PayPal Holdings
stock was falling after the payments platform’s earnings failed to impress Wall Street. Three worries appear to be dominating the conversation in the aftermath.
The earnings themselves were fine, if unspectacular. PayPal reported a non-GAAP profit of $1.16, edging out expectations at $1.15 a share, according to FactSet. Revenue of $7.3 billion topped expectations at $7.27 billion. Total payment volume of $376.5 billion was ahead of estimates at $368.87 billion.
For the third quarter, the company expects revenue to hit $7.4 billion. It forecasts non-GAAP earnings to be between $1.22 a share and $1.24 a share. The FactSet consensus forecasts recently sat at $1.21 a share and $7.33 billion, respectively.
“We have high confidence that our business is on the right path and we’re seeing clear signs that the investments we’ve made are paying off,” said CEO Dan Schulman in the earnings release. Schulman, who announced in February that he planned to retire at the end of the year, said PayPal is in the “very final stages” of hiring another leader.

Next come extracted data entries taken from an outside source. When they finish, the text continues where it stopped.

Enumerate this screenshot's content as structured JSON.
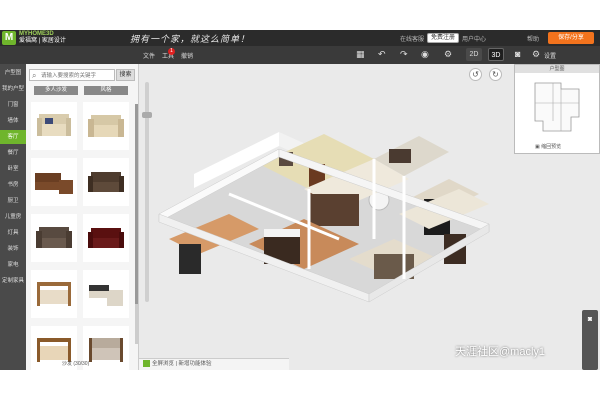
{
  "header": {
    "logo_letter": "M",
    "brand_name": "MYHOME3D",
    "brand_sub": "爱福窝 | 家居设计",
    "slogan": "拥有一个家，就这么简单！",
    "links": [
      "在线客服",
      "注册/登录",
      "用户中心",
      "帮助"
    ],
    "register_label": "免费注册",
    "save_label": "保存/分享"
  },
  "toolbar": {
    "items": [
      "文件",
      "工具",
      "撤销"
    ],
    "badge": "1",
    "icons": [
      "grid-icon",
      "undo-icon",
      "redo-icon",
      "eye-icon",
      "settings-icon"
    ],
    "view_2d": "2D",
    "view_3d": "3D",
    "settings_label": "设置"
  },
  "leftnav": {
    "items": [
      "户型图",
      "我的户型",
      "门窗",
      "墙体",
      "客厅",
      "餐厅",
      "卧室",
      "书房",
      "厨卫",
      "儿童房",
      "灯具",
      "装饰",
      "家电",
      "定制家具"
    ],
    "active_index": 4
  },
  "catalog": {
    "search_placeholder": "请输入要搜索的关键字",
    "search_button": "搜索",
    "filters": [
      "多人沙发",
      "风格"
    ],
    "footer": "沙发 (30/30)",
    "products": [
      "sofa-cream",
      "sofa-cream-2",
      "sofa-brown-l",
      "sofa-brown",
      "sofa-dark",
      "sofa-red",
      "sofa-wood",
      "sofa-corner",
      "sofa-wood-2",
      "sofa-fabric"
    ]
  },
  "canvas": {
    "bottom_text": "全屏浏览 | 新增功能体验",
    "controls": [
      "rotate-left-icon",
      "rotate-right-icon"
    ]
  },
  "minimap": {
    "title": "户型图",
    "button": "缩回预览"
  },
  "watermark": "天涯社区@macly1",
  "colors": {
    "accent_green": "#6fb52c",
    "save_orange": "#f3731d",
    "toolbar_dark": "#3a3a3a"
  }
}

Schulman might have confidence, but the market doesn’t. PayPal stock (ticker: PYPL) was down 11% to $65.19 on Thursday. Analysts appear to be homing in on three important metrics for the company. First, PayPal’s operating margin fell to 21.4%, down from 22.7% in the first quarter, as more revenue was generated from its so-called unbranded payment solution business grew. This is PayPal’s generic payment processing option for merchants and analysts believe it generates lower profits than PayPal proper. PayPal Business Loan segment showed signs of stress as well. Management said it has seen some deterioration in the portfolio as the company tightened underwriting standards. The total loans portfolio stands at $5.5 billion in net credit receivables, or debt owed to the company, as of the second quarter. That’s a 3.5% decline year-over-year and a 26% decline sequentially.
Investor confidence also likely took another hit from active accounts falling to 431 million in the second quarter. It has now been declining steadily with 433 million and 435 million reported in the first and fourth quarters, respectively.
Of the three, margins might be the most worrisome. “While there were some positive trends noted during the qtr. investors will be more critical given concerns around” margins, BTIG’s Lance Jessurun believes wrote in a note on Wednesday. Jessurun still rates the stock at Buy with a $90 price target, citing the long-term risk/reward.
For one day at least, the market disagrees.